本日のテーマ 

【妥協しないプロの姿勢】

 

 

マチュアとプロの違いは何か?

この違いはいくつも挙げられるでしょう。

 

【アマチュア】は、

作ったものに

 自分が満足できるものを追究する…

【プロ】は、

 お客様の満足を追究する…

 

その他にも

 知識の深さ…

 視野の広さ…

 追究心…

 技術の向上…

などがアマチュアとの違いがプロには求められるでしょう。

 

一言に表わすと、「妥協をしない」という表現に集約されるかもしれません。

本日は、戦前の尋常小学校の修身(道徳)書に掲載されている「妥協しない」というお話です。

わたしはこれを読んだとき、改めて「妥協しないプロの姿勢」の大切さを感じるのでした。

 

――妥協しない――

円山応挙(まるやまおうきょ)は、毎日、京都の祇園の社へ行って、たくさんの鶏が遊んでいるありさまをじっと見ていました。人々は応挙の様子を見て、ばか者ではないかと思いました。こんなふうにして、一年もたって、ついたてに鶏の画(え)を描きますと、まるで生きているようにできました。そのついたては、祇園の社におさめられました。それを見る人々は、みんなりっぱだとほめるだけでしたが、ある日、野菜売りのおじいさんが、しばらく見ていたのち、「鶏のそばに草の描いていないのがたいそうよい」とひとりごとをいいました。応挙は、それを伝え聞いて、おじいさんの家へ行き、そのわけをたずねますと、おじいさんは、「あの鶏の羽の色は冬のものです。それで、そばに草の描いていないのがたいそうよいと思ったのです」と答えました。そのあとも、応挙は、町を歩いていても、鶏がいると足をとどめて、その様子をじっと見つめて、いつまでもいつまでも動こうとしないことが、よくありました。こんなに熱心であったので、応挙の描いた鶏には、だれもおよぶ者がありませんでした。

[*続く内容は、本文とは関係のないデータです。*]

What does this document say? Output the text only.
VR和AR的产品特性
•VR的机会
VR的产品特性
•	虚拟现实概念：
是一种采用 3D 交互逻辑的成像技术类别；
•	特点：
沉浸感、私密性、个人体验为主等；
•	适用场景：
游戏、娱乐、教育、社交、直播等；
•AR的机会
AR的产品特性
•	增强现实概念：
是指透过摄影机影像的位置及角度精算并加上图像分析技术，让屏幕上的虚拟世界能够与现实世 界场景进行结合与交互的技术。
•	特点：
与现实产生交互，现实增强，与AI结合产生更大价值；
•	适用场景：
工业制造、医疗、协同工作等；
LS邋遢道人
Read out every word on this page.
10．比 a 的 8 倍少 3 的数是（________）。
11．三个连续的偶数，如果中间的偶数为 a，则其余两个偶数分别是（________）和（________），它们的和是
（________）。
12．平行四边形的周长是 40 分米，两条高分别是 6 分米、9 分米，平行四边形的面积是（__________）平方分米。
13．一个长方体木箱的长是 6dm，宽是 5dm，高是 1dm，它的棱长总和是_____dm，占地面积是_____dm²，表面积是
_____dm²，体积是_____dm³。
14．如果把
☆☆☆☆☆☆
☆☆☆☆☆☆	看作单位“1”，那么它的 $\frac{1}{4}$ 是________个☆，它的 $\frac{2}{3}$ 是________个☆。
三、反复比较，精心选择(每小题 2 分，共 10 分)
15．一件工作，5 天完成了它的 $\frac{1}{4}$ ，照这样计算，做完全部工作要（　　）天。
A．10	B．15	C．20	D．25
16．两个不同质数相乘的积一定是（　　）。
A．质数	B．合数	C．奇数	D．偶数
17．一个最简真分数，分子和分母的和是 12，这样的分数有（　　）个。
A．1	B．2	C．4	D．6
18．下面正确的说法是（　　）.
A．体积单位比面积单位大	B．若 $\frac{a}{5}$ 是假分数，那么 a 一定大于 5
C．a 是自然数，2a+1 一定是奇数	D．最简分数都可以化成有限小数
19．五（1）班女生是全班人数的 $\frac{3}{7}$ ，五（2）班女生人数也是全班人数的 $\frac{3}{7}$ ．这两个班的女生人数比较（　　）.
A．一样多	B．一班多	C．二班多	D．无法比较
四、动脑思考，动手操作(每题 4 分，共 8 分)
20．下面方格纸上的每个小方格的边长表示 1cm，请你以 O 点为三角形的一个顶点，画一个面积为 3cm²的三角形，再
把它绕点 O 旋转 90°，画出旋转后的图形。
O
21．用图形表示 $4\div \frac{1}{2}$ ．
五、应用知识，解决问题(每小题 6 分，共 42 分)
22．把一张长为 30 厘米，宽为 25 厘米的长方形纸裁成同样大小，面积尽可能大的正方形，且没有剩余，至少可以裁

また、あるとき、応挙は、寝ている猪(いのしし)を描こうとしました。しかし、まだ、生きている猪を見たことがないので、よく来る柴売女(しばうりおんな)に、猪を見つけたら知らせてくれるようにたのんでおきました。

ある日、その柴売女が、「今、猪を見つけました」といって、知らせてきました。応挙は飛び立つ思いでさっそくかけつけますと、なるほど、竹やぶの中に、一匹の大きな猪が寝ていました。応挙は、じっと猪を見て、手早くそれを写生して帰りました。

まもなくりっぱな猪の画ができあがりました。そこである日、鞍馬(くらま)から来た炭売りのおじいさんに見せました。炭売りのおじいさんは、しばらく眺めていましたが、「これは、病気にかかっている猪を写したものではないでしょうか。猪は眠っていても、背中の毛が逆立ち、足にも力が入っていて、なかなか人を側に寄せつけない勢いがあるものです」といいました。そのあとで、さっきの柴売女がやってきて、「あの猪は、まもなく、あそこで死にました」と知らせました。応挙はせっかく苦心して描きあげた画を破ってしまいました。そうして、あらためて達者な猪の寝ているところを見て、精いっぱいの力をこめて描きました。それを炭売りのおじいさんに見せますと、「これです、これです。このとおりです」といって感心しました。世間の人も、この画をみてほめそやし、一時に応挙の評判は上がりました。(『修身の教科書』小池松次編 サンマーク出版より)

 

画像は、尋常小学校修身書 第四巻より

 

 

プロのこだわりがひしひとと伝わってきます。

「プロの妥協しない姿勢」を肝に銘じたいものです。